毎月の健康保険料額の決定
毎月の健康保険料額の決定
毎月の給料と賞与から徴収される保険料は、入社等で労働者が社会保険の被保険者となった際に保険料の算定基準となる給与総額から算出した標準報酬月額によって定められます(資格取得時決定)。
その後、被保険者が事業主から実際に受け取る報酬は、昇給や降給、時間外手当等の変更により、月によってその額が変動することがあります。実際に受けた金額と標準報酬月額に大きくズレないように、毎年一回、全被保険者の報酬月額を届け出て、標準報酬月額を決めなおすことになります。この決定を定時決定(算定)といいます。
標準報酬月額の決定
標準報酬月額とは、被保険者が受ける報酬(給与)を、いくつかの等級に区分した「標準報酬月額」という仮の報酬に当てはめて、保険料や年金・傷病手当金などの給付額の計算を行なっています。健康保険では第1~47級、厚生年金保険では第1~30級の等級に区分されています。
報酬の範囲
標準報酬月額を算定する時の基礎となる「報酬」とは、賃金、給料、俸給、手当、賞与、その他その名称を問わず、労働者が労働の対償として受けるものはすべて「報酬」となります。
金銭でなく、現物で支給される食事、住居、通勤定期券なども報酬に含まれます。
ただし、臨時に受けるもの、3ヶ月を超える期間ごとに受ける賞与などは、報酬には含まれません。
報酬となるもの、ならないものの具体例は次のようになります。
通貨で支給されるもの | 現物によるもの | |
報酬となるもの | 基本給(月給・週給・日給など)、 残業手当、 能率手当、 通勤手当、 住宅手当、 家族手当、 役付手当、 職階手当、 勤務地手当、 日直手当、 宿直手当、 早出手当、 勤務手当、 皆勤手当、 精勤手当、 会社から支給される私傷病手当金、 賞与・決算手当(年4回以上支給されるもの)

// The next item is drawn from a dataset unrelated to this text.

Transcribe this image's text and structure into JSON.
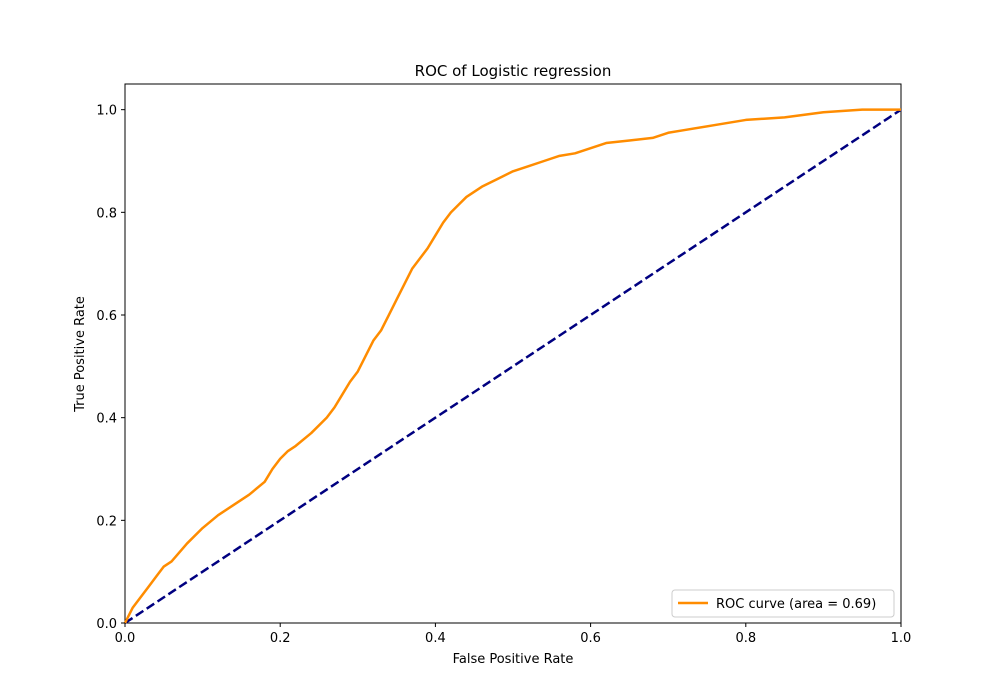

賞与・決算手当て・年末一時金などの賞与性のもので、年3回以下支給されるもの、その他定期的に支給されるものでなく一時的に支給されるもの |
通勤定期券、 回数券、 食事・食券、 社宅・独身寮、 被服(勤務服でないもの) 給与として支給される自社製品など
現物で支給される賞与など |
報酬とならないもの | 事業主が恩恵的に支給するもの(病気見舞金、災害見舞金、結婚祝金など)、公的保険給付として受けるもの(健康保険の傷病手当金、労災保険の休業補償給付、年金、恩給など)、臨時的、一時的に受けるもの(大入袋、解雇予告手当、退職金など)、実費弁償的なもの(出張旅費、交際費など)、年3回まで支給されるもの(賞与など・・・年3回以下のもの。賞与として保険料の対象) | 制服・作業衣などの勤務服、 食事(本人からの徴収金額が標準価額により算定した額の2/3以上の場合)、 社宅(本人からの徴収金額が標準価額により算定した額以上の場合)など |
現物給与の取り扱い
通勤費を回数券や定期券で支給した場合は、現物給与として全額を報酬として算入します。定期券は1ヶ月あたりの金額に換算して算入します。
事業主が社員食堂などで食事を支給したときや住宅(寮・社宅)を貸与している場合は、各都道府県が告示している標準価格に基づいて金銭に換算し、報酬に算入します。
なおその一部を本人が負担している場合は、その分を差し引いた金額を報酬に算入します。ただし食事の供与について、標準価格の3分の2以上を本人が負担する場合は、現物給与はないものとして取り扱います。
定時決定とは
定時決定は4・5・6月に支給された給与の平均額を届け出て、9月以降の社会保険料を決定するものです。この平均額を標準報酬月額表にあてはめて標準報酬月額を決定します。標準報酬月額に健康保険料率および介護保険料率を乗じた額が、9月以降の新しい保険料となります。
4・5・6月の給与平均額を算出する際には、給与計算の対象となる日数(支払基礎日数)に注意しましょう。
この日数が17日未満の月は報酬額が通常のものとかけ離れたものになる恐れがあるため、計算の対象から除かねばなりません。
また、定時決定の対象者は、原則として7月1日現在の被保険者全員となります。ただし、6月1日より7月1日までの間に被保険者となった人及び7月より9月までのいずれかの月から随時改定を行なわれる人については対象外となります。